Submitted to: Applied Microbiology and Biotechnology
Publication Type: Review Article
Publication Acceptance Date: July 9, 2006
Publication Date: December 29, 2006
Repository URL: http://dx.doi.org/10.1007/s00253-006-0567-3
Citation: Liu, Z. 2006. Genomic adaptation of ethanologenic yeast to biomass conversion inhibitors. Applied Microbiology and Biotechnology. 73(1):27-36. Interpretive Summary: As interest in alternative energy sources rises, the concept of agriculture as an energy producer has become increasingly attractive. Renewable biomass, including lignocellulosic materials and agricultural residues, has become attractive as potential low-cost materials for bioethanol production. One major barrier of biomass conversion to ethanol is inhibitory compounds generated during biomass pretreatment, which interfere with microbial growth and subsequent fermentation. This study presented a concept of adaptation of ethanologenic yeast to biomass conversion inhibitors using experimental evidence and genomic observations. The concept is also supported by evidence obtained from other systems including dynamic expression for wine fermentation, adaptive mechanism of industrial yeast, and tolerance to toxicity of oxygen in bacterial systems. The author explained a basis of the adaptation concept and the use of functional genomics. As a part of functional genomic approach, multidisciplinary study is also emphasized, such as computation network analysis. This study impacts the biomass-to-ethanol industry, specifically in improvement of tolerance and biotransformation of ethanologenic yeast for biomass conversion to ethanol applications; it also provides an infant genomic basis for theory of biological development.

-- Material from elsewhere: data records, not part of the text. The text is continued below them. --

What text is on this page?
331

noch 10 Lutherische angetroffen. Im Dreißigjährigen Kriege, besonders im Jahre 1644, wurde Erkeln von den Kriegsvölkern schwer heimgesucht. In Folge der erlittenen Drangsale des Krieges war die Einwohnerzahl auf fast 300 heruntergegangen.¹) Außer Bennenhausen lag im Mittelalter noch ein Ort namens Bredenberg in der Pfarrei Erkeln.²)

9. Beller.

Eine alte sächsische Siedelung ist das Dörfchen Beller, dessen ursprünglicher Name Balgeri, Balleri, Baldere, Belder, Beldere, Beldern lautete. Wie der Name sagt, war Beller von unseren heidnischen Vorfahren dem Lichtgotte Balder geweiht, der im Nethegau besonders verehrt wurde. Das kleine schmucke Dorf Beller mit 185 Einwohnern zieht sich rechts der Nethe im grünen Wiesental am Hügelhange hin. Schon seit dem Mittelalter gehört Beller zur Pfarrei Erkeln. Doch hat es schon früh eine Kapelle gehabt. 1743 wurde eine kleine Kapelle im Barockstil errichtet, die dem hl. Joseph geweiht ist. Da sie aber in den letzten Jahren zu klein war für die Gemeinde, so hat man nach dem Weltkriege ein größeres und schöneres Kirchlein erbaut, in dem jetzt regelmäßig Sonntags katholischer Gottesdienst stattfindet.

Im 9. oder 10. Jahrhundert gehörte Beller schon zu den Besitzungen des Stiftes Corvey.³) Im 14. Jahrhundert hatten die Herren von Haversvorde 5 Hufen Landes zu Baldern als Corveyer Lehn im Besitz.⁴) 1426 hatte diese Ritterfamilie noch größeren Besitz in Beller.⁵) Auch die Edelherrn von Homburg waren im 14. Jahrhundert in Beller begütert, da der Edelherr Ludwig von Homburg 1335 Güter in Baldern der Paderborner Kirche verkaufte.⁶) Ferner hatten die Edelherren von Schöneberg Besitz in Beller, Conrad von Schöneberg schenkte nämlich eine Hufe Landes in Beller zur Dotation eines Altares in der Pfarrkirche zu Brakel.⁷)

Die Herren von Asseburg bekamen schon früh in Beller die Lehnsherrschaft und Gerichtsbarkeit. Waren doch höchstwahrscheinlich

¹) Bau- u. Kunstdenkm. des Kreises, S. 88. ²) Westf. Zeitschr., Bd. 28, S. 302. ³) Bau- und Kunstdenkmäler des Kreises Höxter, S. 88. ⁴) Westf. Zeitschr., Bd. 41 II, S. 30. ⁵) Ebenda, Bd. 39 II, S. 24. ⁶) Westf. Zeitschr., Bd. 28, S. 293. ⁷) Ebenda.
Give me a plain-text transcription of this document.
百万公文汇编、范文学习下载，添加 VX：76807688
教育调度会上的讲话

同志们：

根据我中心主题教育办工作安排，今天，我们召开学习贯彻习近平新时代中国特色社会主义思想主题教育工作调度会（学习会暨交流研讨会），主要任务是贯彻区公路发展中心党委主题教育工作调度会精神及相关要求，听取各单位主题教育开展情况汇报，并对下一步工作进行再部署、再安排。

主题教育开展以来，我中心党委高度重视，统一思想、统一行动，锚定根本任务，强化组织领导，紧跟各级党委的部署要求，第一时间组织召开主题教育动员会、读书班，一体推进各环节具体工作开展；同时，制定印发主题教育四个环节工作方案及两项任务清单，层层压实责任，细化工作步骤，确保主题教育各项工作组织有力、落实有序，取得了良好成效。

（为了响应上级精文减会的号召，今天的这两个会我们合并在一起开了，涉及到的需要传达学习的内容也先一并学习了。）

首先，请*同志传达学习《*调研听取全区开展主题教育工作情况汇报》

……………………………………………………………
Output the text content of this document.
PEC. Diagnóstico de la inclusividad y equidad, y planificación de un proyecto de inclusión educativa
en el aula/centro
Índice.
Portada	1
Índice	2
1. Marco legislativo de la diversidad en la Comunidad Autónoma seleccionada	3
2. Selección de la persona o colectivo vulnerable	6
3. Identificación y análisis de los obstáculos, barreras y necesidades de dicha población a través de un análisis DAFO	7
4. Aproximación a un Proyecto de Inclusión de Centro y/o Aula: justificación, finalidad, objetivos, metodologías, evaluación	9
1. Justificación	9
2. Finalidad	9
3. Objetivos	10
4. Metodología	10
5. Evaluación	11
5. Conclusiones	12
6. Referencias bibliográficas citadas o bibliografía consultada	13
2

Technical Abstract: One major barrier to the economic conversion of biomass to ethanol is inhibitory compounds generated during biomass pretreatment using dilute acid hydrolysis. Major inhibitors such as furfural and 5-hydroxymethylfurfural (HMF) inhibit yeast growth and subsequent fermentation. The ethanologenic yeast Saccharomyces cerevisiae demonstrated a dose-dependant inhibition by the inhibitors, and has potential to transform furfural and HMF into less toxic compounds of furfuryl alcohol and 2,5-bis-hydroxymethylfuran (also termed as furan-2,5-dimethanl, FDM), respectively. For a sustainable and cost-competitive biomass-to-ethanol industry, it is important to develop more tolerant yeast strains that can in situ detoxify the inhibitors and produce ethanol. This study summarizes current knowledge and our understanding of the inhibitors furfural and HMF, discusses metabolic conversion pathways of the inhibitors and the yeast genomic expression response to inhibitor stress. Unlike laboratory strains, gene expression response of the ethanologenic yeast to furfural and HMF was not transient, but a continued dynamic process involving multiple genes at the genome level. This suggests that during the lag phase, ethanologenic yeasts undergo a genomic adaptation process in response to the inhibitors. The findings to date provide a strong foundation for future studies on genomic adaptation and manipulation of yeast to aid more robust strain design and development.